Pour concevoir ce lieu, un concours d’architecture a été lancé : 208 projets, issues de 14 pays, ont été étudiés. Ce qui veut dire que ce projet fou intéresse largement !Comment veut-il s'organiser ? Chaque religion aura son lieu de culte dans une même maison ; plus un espace commun propice à la rencontre pouvant accueillir conférences, expositions.Un appel au financement participatif (crowdfunding) est toujours en cours. Vous pouvez acheter une brique de la future maison pour 10 euros !


Rosario en Belgique

Autre lieu de silence existant, mais qui ne porte pas ce nom, en Belgique. A Biévène (Bever), dans la partie flamande, un centre de méditation baptisé « Rosario » a pris place dans un ancien couvent. On y trouve des chambres et un espace restauration. Des concerts y ont lieu. On peut louer des salles de travail (avec coussins de méditation et lumière régulée).

Sur le site du centre Rosario (pleine-conscience.be), on peut lire : « La salle de méditation est accessible nuit et jour pour nos hôtes. Cet espace unique dans lequel, deux fois par an, le soleil vient toucher le bol chantant tibétain, est un régal pour les yeux et vous offre la possibilité de vous ressourcer ».


Des pistes concrètes

Alors, que pourrait-on trouver dans un lieu de silence à l'heure actuelle ?

-Plusieurs méthodes existent déjà pour vivre cette dimension du silence : yoga, sophrologie, méditation pleine conscience… Des cours de ce genre pourraient donc prendre place dans un "lieu de silence".


-Le silence peut se baser sur des gestes symboliques. Par exemple « brûler » ses problèmes écrits sur un morceau de papier.
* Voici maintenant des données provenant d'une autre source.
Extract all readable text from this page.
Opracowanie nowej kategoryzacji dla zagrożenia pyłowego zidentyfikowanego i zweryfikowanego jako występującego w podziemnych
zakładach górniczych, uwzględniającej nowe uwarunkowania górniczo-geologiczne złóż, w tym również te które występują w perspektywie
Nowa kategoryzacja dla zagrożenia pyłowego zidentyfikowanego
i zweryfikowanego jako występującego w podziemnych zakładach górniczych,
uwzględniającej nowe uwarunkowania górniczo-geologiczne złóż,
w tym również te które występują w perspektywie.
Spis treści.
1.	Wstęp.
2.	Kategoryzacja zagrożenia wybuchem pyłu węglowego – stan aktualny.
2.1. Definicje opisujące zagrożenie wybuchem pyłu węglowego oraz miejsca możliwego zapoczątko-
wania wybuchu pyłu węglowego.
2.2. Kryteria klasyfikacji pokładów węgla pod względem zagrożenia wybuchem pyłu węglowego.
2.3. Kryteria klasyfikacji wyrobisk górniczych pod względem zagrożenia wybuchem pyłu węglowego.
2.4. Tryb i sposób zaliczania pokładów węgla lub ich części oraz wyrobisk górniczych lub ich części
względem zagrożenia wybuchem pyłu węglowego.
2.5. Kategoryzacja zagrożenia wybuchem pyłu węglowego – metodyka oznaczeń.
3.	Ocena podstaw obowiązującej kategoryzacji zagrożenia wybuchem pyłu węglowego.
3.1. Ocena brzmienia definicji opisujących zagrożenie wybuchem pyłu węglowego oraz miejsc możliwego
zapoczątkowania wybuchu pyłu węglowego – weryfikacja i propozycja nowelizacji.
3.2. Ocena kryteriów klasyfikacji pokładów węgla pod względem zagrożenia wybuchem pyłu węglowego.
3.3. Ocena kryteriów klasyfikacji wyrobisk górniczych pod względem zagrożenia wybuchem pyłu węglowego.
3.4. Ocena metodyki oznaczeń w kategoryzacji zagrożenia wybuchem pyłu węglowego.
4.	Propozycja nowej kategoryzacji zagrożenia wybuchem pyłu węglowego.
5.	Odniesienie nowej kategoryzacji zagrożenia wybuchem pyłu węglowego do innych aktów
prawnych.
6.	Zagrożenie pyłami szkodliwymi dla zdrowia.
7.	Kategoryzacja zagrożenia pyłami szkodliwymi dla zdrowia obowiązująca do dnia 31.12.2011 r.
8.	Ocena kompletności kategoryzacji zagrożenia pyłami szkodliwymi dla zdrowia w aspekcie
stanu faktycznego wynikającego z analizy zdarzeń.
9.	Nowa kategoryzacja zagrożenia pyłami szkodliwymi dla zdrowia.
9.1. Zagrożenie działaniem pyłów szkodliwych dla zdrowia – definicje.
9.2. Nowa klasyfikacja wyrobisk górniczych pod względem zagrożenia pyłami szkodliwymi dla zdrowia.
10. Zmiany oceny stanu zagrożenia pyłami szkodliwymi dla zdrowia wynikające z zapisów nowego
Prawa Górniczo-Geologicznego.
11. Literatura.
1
Un peu à la manière de ce qui se vit au festival artistique « Burning Man » dans le désert du Nevada aux États-Unis chaque année ! On écrit ses difficultés sur un papier, ceux-ci sont brûlés à la fin du festival.


-Un lieu de silence peut être un lieu d'introspection, de pardon, de prière au sens large. La chapelle Notre-Dame de la Réconciliation à Lille veut placer le pardon au centre de son charisme. Le pardon au sens chrétien, c'est le sacrement de réconciliation (anciennement confession). Mais ce pardon peut prendre différentes formes, comme lorsqu'on laisse des intentions de prière. Ecrire ses difficultés, c'est les confier à Dieu, ou à l'univers, c'est se soulager d'un poids.


-Un lieu de silence pourrait être également basé sur les études. Les bibliothèques des étudiants ne sont-elle pas silencieuses mais pleines de vie ?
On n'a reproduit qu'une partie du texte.